Au moins 100 personnes ont péri en Irak et 150 autres ont été blessées dans un incendie lors d’un mariage dans une salle des fêtes à Hamdaniyah, petite ville de la province de Ninive dans le Nord, selon les autorités sanitaires. Les autorités sanitaires de Ninive, la province où se trouve Hamdaniyah, «ont recensé 100 morts et plus de 150 blessés dans l’incendie d’une salle de mariage à Hamdaniyah», a annoncé l’agence de presse officielle irakienne INA évoquant un «bilan préliminaire». Le porte-parole du ministère de la Santé Saif al-Badr a confirmé ce bilan à l’AFP.
Au principal hôpital de Hamdaniyah, petite bourgade majoritairement chrétienne située à l’est de la métropole de Mossoul, un photographe de l’AFP a vu plusieurs ambulances arriver, sirènes hurlantes. Des dizaines de personnes étaient massées dans la cour de l’établissement, des proches de victimes ou des habitants venus faire don de leur sang, selon la même source. Des habitants étaient aussi massés devant les portes ouvertes d’un camion frigorifique transportant plusieurs sacs mortuaires noirs, selon le photographe.
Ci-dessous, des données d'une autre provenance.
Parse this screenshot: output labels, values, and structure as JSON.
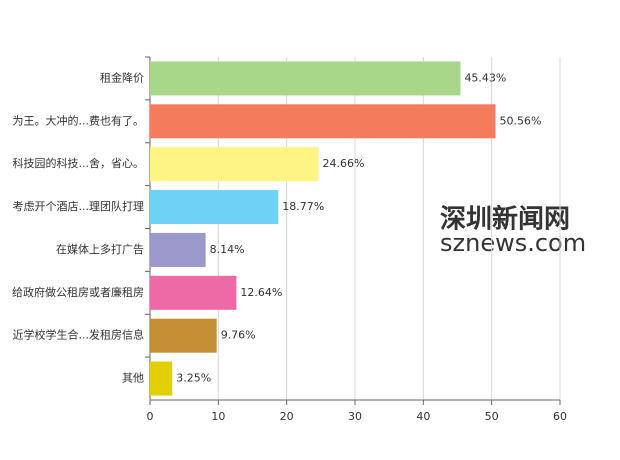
{
  "chart_data": {
    "type": "bar",
    "orientation": "horizontal",
    "categories": [
      "租金降价",
      "为王。大冲的...费也有了。",
      "科技园的科技...舍，省心。",
      "考虑开个酒店...理团队打理",
      "在媒体上多打广告",
      "给政府做公租房或者廉租房",
      "近学校学生合...发租房信息",
      "其他"
    ],
    "values": [
      45.43,
      50.56,
      24.66,
      18.77,
      8.14,
      12.64,
      9.76,
      3.25
    ],
    "value_labels": [
      "45.43%",
      "50.56%",
      "24.66%",
      "18.77%",
      "8.14%",
      "12.64%",
      "9.76%",
      "3.25%"
    ],
    "colors": [
      "#a9d78a",
      "#f47c5d",
      "#fdf484",
      "#6fd1f6",
      "#9b98cb",
      "#ee6aa7",
      "#c68f36",
      "#e2cf05"
    ],
    "xlim": [
      0,
      60
    ],
    "xticks": [
      0,
      10,
      20,
      30,
      40,
      50,
      60
    ],
    "grid": true,
    "watermark": [
      "深圳新闻网",
      "sznews.com"
    ]
  }
}
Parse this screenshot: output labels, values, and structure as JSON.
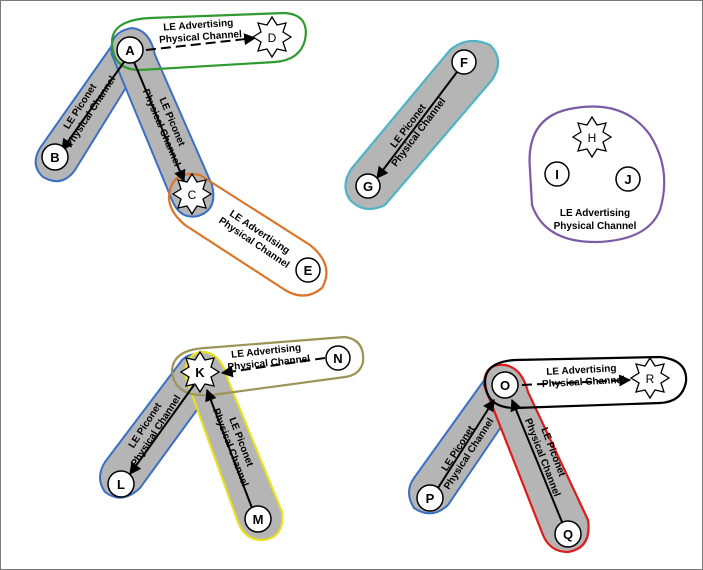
{
  "nodes": {
    "A": "A",
    "B": "B",
    "C": "C",
    "D": "D",
    "E": "E",
    "F": "F",
    "G": "G",
    "H": "H",
    "I": "I",
    "J": "J",
    "K": "K",
    "L": "L",
    "M": "M",
    "N": "N",
    "O": "O",
    "P": "P",
    "Q": "Q",
    "R": "R"
  },
  "labels": {
    "piconet_1": "LE Piconet",
    "piconet_2": "Physical Channel",
    "advertising_1": "LE Advertising",
    "advertising_2": "Physical Channel"
  },
  "colors": {
    "piconet_blue": "#3b6fc4",
    "piconet_fill": "#b8b8b8",
    "advertising_green": "#2f9a2f",
    "advertising_orange": "#d9752a",
    "advertising_cyan": "#4fb3c8",
    "advertising_purple": "#7b5aa6",
    "advertising_olive": "#9c9457",
    "piconet_yellow": "#e8e020",
    "piconet_red": "#e01a1a",
    "advertising_black": "#000000"
  }
}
Des feux d’artifice en cause?
Evoquant l’intervention dans la salle des fêtes où les secouristes ont éteint le feu, la Défense civile a rapporté la présence de panneaux en préfabriqué « hautement inflammables et contrevenant aux normes de sécurité ». « Les informations préliminaires indiquent que des feux d’artifice ont été utilisés durant un mariage ce qui a déclenché un incendie dans la salle », ajoute le communiqué de la Défense civile.
Les flammes ont provoqué « la chute de certaines parties du plafond, en raison de l’utilisation de matériaux de construction hautement inflammables et peu coûteux », selon la même source. Le danger a été aggravé « par les émissions de gaz toxiques liées à la combustion des panneaux » contenant du plastique.